Filmde sorgulanan temel kavramlardan birisi dürüstlüktür. Sinan kendince doğruları söylemekten çekinmeyen bir karakterdir. Bu doğruları dile getirme çabası kimi zaman patavatsızlığa varmaktadır. Bir diyaloğunda kasabasını sevmediğini, dar kafalı, hoşgörüsüz, bezelye taneleri gibi birbirine benzeyen bir sürü insan arasında ömrünü çürütmek istemediğini söyleyerek karşısındakinin alınmasına sebep olur. Hatta bir konuşmasında annesi bile “son söylemen gerekeni ilk söylüyorsun” diye bu durumu ifade eder. Diğer yandan sürekli hakikatı arayan, kendine ve çevresine sürekli dürüst davrandığını düşünen, hatta çoğu zaman söylemleri ukalalık olarak algılanan, doğru söylediği için dokuz köyden kovulduğuna inanan Sinan’ın kitabını bastırabilmek için dedesinin evinden çaldığı eski kitapları ve babasının köpeğini satarak kendi ahlak anlayışı ile çatışması filmde irdelenen bir durumdur. Köpek, Sinan’dan daha güçsüz olması nedeniyle sevdiği sahibinden ve mevcut hayatından koparılıp satılmasına direnememiştir. Köpeğin yeni sahibi tarafından bağlandığı yerde Sinan ile son bakışmaları ve daha sonra Sinan’ın köpeği kaçıp suya atlarken görmesi vicdan muhakemesinin görsel sunumudur. Aslında doğrucu görünmek ve oportünist olma durumu film genelinde bir çok karakterde irdelenmektedir. Borcuna ve işine sadık olmayan, fakat söylemleri ile müslüman olmanın erdemli olmakla eşdeğer olduğunu savunan imam, sözde milliyetçi belediye ile arasında çıkar ilişkisi olan kum ocağı sahibi bu karakterlerden bazılarıdır. Diğer taraftan babası İdris kumar bağımlısı, itibarı dahil her şeyini bu yolda kaybetmiş, kimse tarafından ciddiye alınmayan bir adam olmasına rağmen film boyunca kumar oynadığı hiç görülmemektedir. Hatta otogarda köfte için Sinan’dan para istemesi, ganyan bayisinde gazete okuması, köyde kayınpederinin kapısını tamir etmesi ya da Sinan sınıfına girince Sinan’ın sattığı köpeği için kayıp ilanı hazırladığı kağıdı gizlemesi; Sinan tarafından çıkarcı ve yalancı olarak ön yargı ile karşılanır. Oysa annesinin babası hakkında “onun bu haline hem kızıyorum hem üzülüyorum, bize bir şey olsa kılı kıpırdamaz ama köpek için perişan oldu, onu suçlamadan seven tek canlıymış” sözü işin iç yüzünü vurgulamaktadır. İdris zamanında idealist ve çalışkan bir öğretmendir fakat onun farklı karakteri ile topluma uyum sağlayamayışı sonucu isyanını bir zamanlar kumar şimdilerde ise hayalini kurduğu köy hayatı ve inatla kazmaya çalıştığı kuyu metaforu ile göstermektedir.

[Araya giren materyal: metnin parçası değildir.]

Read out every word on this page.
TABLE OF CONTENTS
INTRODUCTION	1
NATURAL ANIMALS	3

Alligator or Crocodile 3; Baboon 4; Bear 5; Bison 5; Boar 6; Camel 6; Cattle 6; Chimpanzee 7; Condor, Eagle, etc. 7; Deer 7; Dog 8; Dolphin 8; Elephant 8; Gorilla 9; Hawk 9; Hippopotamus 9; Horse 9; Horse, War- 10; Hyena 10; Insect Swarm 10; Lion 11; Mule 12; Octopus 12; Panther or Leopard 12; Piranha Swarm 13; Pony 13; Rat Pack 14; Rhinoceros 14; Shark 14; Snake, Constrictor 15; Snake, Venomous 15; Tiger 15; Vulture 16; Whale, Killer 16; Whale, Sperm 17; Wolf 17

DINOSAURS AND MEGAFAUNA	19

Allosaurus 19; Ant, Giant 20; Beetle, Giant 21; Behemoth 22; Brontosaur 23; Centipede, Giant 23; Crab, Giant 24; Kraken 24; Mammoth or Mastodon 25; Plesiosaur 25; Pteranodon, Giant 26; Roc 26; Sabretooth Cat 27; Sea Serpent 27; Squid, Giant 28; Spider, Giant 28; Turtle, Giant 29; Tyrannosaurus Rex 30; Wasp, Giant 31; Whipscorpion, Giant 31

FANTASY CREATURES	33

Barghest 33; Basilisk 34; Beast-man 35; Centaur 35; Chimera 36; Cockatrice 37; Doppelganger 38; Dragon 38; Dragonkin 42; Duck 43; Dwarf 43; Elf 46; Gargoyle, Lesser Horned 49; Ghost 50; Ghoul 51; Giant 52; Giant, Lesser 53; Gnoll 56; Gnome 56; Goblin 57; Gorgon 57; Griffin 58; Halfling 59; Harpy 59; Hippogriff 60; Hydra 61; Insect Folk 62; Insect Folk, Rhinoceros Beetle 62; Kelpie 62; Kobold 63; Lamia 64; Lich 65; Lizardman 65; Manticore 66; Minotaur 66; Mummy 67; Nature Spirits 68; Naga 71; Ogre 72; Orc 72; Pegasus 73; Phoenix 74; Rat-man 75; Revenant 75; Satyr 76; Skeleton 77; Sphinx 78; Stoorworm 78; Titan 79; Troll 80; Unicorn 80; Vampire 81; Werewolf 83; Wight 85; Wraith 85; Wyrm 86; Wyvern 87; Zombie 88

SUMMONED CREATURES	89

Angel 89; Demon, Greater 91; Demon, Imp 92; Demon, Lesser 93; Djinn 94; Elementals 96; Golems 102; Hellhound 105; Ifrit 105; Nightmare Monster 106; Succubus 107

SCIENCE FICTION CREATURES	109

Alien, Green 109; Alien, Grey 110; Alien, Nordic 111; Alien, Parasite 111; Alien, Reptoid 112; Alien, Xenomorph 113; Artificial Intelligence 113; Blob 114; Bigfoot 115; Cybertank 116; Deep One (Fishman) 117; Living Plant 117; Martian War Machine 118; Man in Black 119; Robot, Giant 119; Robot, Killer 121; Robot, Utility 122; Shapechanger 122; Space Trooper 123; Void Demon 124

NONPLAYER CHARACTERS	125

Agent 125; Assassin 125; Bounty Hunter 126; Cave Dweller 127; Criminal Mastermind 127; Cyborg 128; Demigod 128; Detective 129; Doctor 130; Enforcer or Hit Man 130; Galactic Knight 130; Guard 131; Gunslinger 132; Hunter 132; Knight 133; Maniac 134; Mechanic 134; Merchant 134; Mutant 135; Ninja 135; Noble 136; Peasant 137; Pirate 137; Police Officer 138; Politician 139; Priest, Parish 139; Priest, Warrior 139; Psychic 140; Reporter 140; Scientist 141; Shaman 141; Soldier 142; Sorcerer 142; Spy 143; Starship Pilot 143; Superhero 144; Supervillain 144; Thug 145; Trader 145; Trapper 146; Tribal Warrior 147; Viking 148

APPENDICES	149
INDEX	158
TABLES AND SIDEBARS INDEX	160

Filmde olay örgüsü karşılaşmalar üzerinden izleyiciye sunulmuştur. Önemli karşılaşmalardan birisi Sinan’ın Hatice ile bir çeşme başında karşılaşmasıdır. Hatice Sinan’ın bir arkadaşı ile birlikte olan muhtemelen hoşlandığı kızdır. Liseden sonra okumamıştır ve yaşadığı hayattan memnun olmadığı “İnsan neden en yakınında duran hayatı seçip onu yaşamak zorunda ki?” sorusundan anlaşılmaktadır. Bir çok farklı duygunun dışa vurulduğu bu karşılaşmada Hatice’nin istemediği hayattan kaçmak için sevmediği bir adamla (kuyumcu) evleneceği gerçeği ile hayatındaki esareti izleyiciye sunulmaktadır. Bu karşılaşmanın sonunda Hatice’nin Sinan’ı öperken dudağını ısırması Sinan’ın içindeki yaranın dudağında oluşan yara ile sembolize edilmesidir.

Diğer bir karşılaşma yerel bir yazarla bir kitapçıda gerçekleşmektedir. Bu karşılaşmada yazarın popüler olma uğruna düşünmediği şeyleri kaleme alması iğneleyici bir üslupla Sinan tarafından yazarın yüzüne vurulur. Hatta bir konferansta konuşmasını dinlediği yazarın okunan biyografisini kimin yazdığını sorar; kendisi tarafından yazıldığını öğrenince “Biyografi: İnsanın kendini anlatırken yaptığı seçimler anlatmaya değer bulduğu şeyler kullandığı kelimeler insanın kendi imgesi ile imtihanı. Alıcı bekleyen köleler gibi meziyetlerini ortaya dökme çabası… Bunları görünce okuma isteğimi kaybediyorum” diyerek iğneleyici düşüncelerini ortaya koyar. Yazar Sinan’ın tüm iğnelemelerini sakince karşılamaya çalışırken bir yandan da bu konuşmadan kaçmak ister fakat dışarıda yağan sağanak yağmur sebebiyle kaçamaz. Yağmur dinince kendisini dışarı atan yazarı takip eden Sinan iğneleyici sözlerini yazarın köprü üstünde bedensel ağrıları yanında edebiyatın ve hiç bir düşüncenin önemli olmadığını haykırdığı patlama noktasına kadar devam ettirir. Bu karşılaşmanın sonunda köprü üzerinde bulunan kolu kırık heykelin uzaktan bir bütün olarak güzel görünmesi Sinan’ın durumu farketmesi üzerine o kırık kolu nehre atması ile kusuru ortaya çıkarması metaforik anlatımı izleyiciye sunulur.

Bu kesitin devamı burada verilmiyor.